Thread: Series - nth term - Is this right?

1. Series - nth term - Is this right?

The nth partial sum of a Series is given by:
$Sn=\frac{1}{n+1}+\frac{1}{n+2}+\frac{1}{n+3}+...+\ frac{1}{2n}=\sum_{k=1}^{n}\frac{1}{n+k}$

1. What is the associated Series:

$\sum_{n=1}^{\infty}\frac{1}{2n}$

2. Convergence?

$\lim_{n\to\infty}\frac{1}{2n}=0$

General term goes to 0

Test for convergence by direct comparison.
$\frac{1}{2n}=\frac{1}{n-\frac{1}{2}}>\frac{1}{n}$

$\frac{1}{n}$ divergent harmonic series

$\sum_{n=1}^{\infty}\frac{1}{2n}$ diverges by direct comparison with $\frac{1}{n}$

3. Determine the Limit if possible

$\lim_{n\to\infty}\;Sn=\lim_{n\to\infty}\frac{1}{2n }=0$

2. Originally Posted by tiredNConfused

The nth partial sum of a Series is given by:
$Sn=\frac{1}{n+1}+\frac{1}{n+2}+\frac{1}{n+3}+...+\ frac{1}{2n}=\sum_{k=1}^{n}\frac{1}{n+k}$

1. What is the associated Series:
Let $a_n = \left\{ \begin{array}{c} \frac{1}{2} \text{ for }n=1 \\ \frac{1}{2n-1}+\frac{1}{2n} \text{ for }n\geq 2 \end{array} \right.$

Then the series is $\sum_{n=1}^{\infty} a_n$

This series converges if and only if $\sum_{n=2}^{\infty} a_n = \sum_{n=2}^{\infty} \left( \frac{1}{2n-1} + \frac{1}{2n} \right)$ converges.

Can you finish this now?

3. Yes I can, I knew it wasn't as easy as I made it.
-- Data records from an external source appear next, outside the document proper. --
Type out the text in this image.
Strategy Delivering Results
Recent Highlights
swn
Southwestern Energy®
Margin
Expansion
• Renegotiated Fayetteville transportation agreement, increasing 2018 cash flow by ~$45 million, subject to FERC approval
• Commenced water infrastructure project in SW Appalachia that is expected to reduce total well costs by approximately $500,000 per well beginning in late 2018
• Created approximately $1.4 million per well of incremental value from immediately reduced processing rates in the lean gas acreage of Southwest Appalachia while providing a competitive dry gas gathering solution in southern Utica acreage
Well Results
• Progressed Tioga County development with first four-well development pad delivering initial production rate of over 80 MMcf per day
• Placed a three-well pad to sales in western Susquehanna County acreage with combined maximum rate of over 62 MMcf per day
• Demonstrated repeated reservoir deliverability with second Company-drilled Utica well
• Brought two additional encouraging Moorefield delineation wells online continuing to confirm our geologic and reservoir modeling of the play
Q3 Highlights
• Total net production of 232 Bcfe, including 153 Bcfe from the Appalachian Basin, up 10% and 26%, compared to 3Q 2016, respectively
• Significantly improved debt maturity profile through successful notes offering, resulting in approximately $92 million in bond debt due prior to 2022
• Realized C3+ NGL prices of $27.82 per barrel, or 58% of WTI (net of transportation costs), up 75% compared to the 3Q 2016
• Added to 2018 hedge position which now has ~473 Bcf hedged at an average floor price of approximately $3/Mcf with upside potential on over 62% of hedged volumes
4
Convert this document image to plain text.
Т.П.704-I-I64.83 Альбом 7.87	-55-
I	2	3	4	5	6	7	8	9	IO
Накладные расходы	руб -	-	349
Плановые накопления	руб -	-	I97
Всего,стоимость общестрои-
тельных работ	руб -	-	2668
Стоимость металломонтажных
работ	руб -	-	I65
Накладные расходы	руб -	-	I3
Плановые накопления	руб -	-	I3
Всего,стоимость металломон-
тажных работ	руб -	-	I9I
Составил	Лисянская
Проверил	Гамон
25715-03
But one question, how did you come up with: $\frac{1}{2n-1}$

4. Originally Posted by tiredNConfused
Yes I can, I knew it wasn't as easy as I made it.

But one question, how did you come up with: $\frac{1}{2n-1}$
Because,
$s_1 = \boxed{a_1 = \tfrac{1}{2}}$
$s_2 = \boxed{a_1+a_2 = \tfrac{1}{2}+\tfrac{1}{3}+\tfrac{1}{4}}$
$s_3 = \boxed{a_1+a_2+a_3 = \tfrac{1}{2}+\tfrac{1}{3}+\tfrac{1}{4}+\tfrac{1}{5 }+\tfrac{1}{6}}$

Now solve the first boxed equation, well it is already solved, $a_1 = \tfrac{1}{2}$.

For the second boxed equation we have $a_1 + a_2 = \tfrac{1}{2}+\tfrac{1}{3}+\tfrac{1}{4}$ and we know what $a_1$ is.
Solving it gives, $a_2 = \tfrac{1}{3}+\tfrac{1}{4}$.

Similar with the third boxed equation we get $a_3 = \tfrac{1}{5} + \tfrac{1}{6}$

And this generalizes. That is how we get the formula for $a_1$.

5. Thanks soooo much!!!